In April, Gawker filed two motions in court appealing the decision of the jury to award Hogan $140 million in the lawsuit. Gawker continued to argue for protection under the First Amendment since Hogan’s sex life was of public interest because he openly discussed it in years prior to the tape’s publishing.
Hulk hits Gawker with a second lawsuit
Hogan sued Gawker for a second time in May. This time, however, the suit regarded the leaking of racist audio from his sex tape. While the National Enquirer was the first outlet to officially release the audio in July 2015, Hogan claims that Gawker was responsible for leaking the documents to the Enquirer.
“Gawker threatened Plaintiff repeatedly with the public release of a written transcript ... containing racially insensitive remarks,” the lawsuit says. The suit also posits that the site was not able to publish the transcript because of a protective order.
[youtube:https://www.youtube.com/watch?v=Eb_7ZCbuBbc]
Hogan’s lawsuit also states that Denton wrote in an article just before the publishing of the Enquirer’s story that “Mr. Bollea’s ‘real secret’ would soon be revealed.”
The suit added, “Only 14 minutes after the Enquirer posted the court-protected confidential transcript... Daulerio sent a tweet to Plaintiff’s Twitter account stating: ‘XOXOXO’ and attaching a link to the Enquirer’s post.”
In a statement, Gawker denied leaking information to the Enquirer.

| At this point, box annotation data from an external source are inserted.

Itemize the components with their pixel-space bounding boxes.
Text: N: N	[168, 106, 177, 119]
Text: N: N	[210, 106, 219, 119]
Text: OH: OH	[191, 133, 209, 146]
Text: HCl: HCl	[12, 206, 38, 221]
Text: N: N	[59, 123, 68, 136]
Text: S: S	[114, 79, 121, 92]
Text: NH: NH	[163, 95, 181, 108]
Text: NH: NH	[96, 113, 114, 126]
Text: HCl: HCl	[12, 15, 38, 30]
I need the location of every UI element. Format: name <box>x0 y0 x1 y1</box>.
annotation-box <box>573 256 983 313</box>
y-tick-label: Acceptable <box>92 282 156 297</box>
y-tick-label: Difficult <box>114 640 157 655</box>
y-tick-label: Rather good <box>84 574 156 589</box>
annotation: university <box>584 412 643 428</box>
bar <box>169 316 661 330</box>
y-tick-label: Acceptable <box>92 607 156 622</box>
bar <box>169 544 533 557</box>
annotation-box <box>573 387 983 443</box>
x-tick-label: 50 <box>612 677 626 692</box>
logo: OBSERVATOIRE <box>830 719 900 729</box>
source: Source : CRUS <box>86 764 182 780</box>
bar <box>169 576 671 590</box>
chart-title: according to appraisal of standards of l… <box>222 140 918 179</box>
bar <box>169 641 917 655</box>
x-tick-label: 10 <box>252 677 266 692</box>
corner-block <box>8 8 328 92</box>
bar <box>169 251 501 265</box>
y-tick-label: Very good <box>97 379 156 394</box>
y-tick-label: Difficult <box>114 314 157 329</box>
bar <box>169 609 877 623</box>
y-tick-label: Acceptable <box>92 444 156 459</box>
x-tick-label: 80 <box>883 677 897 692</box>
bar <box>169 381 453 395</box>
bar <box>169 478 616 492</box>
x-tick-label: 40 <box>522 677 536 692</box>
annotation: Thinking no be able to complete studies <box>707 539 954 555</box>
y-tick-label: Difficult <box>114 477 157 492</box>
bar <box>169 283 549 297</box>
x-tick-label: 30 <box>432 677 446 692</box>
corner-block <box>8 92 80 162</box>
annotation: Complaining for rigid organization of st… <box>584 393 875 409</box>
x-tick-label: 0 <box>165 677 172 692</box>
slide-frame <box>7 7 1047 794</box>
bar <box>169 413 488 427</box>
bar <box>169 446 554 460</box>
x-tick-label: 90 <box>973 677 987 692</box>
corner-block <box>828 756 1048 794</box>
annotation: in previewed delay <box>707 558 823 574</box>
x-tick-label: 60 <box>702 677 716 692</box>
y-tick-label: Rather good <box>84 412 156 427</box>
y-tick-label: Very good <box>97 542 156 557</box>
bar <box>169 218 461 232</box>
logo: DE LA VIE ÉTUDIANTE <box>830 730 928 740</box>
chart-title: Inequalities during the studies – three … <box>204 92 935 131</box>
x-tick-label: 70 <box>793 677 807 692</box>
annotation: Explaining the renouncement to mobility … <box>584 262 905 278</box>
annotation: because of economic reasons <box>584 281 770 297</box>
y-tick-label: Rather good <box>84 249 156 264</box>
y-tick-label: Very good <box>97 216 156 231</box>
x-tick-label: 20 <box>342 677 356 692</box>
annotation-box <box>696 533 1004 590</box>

"This is getting ridiculous," Gawker's statement reads, according to the Hollywood Reporter. "Hulk Hogan is a litigious celebrity abusing the court system to control his public image and media coverage. It was absurd enough that Hulk Hogan claimed $100m for emotional distress and economic damage for a story about a sex life that he'd already made public. Now Hulk Hogan is blaming Gawker for racist remarks he made on another sex tape, which Gawker never had. As we've said before and are happy to say again: Gawker did not leak the information. It's time for Hulk Hogan to take responsibility for his own words, because the only person who got Hulk Hogan fired from the WWE is Hulk Hogan."
In addition to Gawker, Hogan is also reportedly going after a group of Florida residents for supposedly sending at least one of the sex tape recordings to Gawker. The lawsuit is for undisclosed monetary damages.
Secret funding?
On May 24, Forbes revealed that billionaire Peter Thiel, the cofounder of PayPal and an early Facebook investor, has been funding Hogan’s lawsuits. Gawker Media’s founder, Nick Denton, told The New York Times a day earlier that he had “a personal hunch” that a Silicon Valley investor had been involved.
Thiel bankrolling the lawsuit is classified as “third-party litigation funding,” which is not illegal and actually is quite common. If the plaintiff wins, it is common to give the third party a portion of proceeds.
The only connection Thiel has to either party appears to be a 2007 Gawker article, which outed Thiel as gay before the Silicon Valley billionaire made his sexuality public.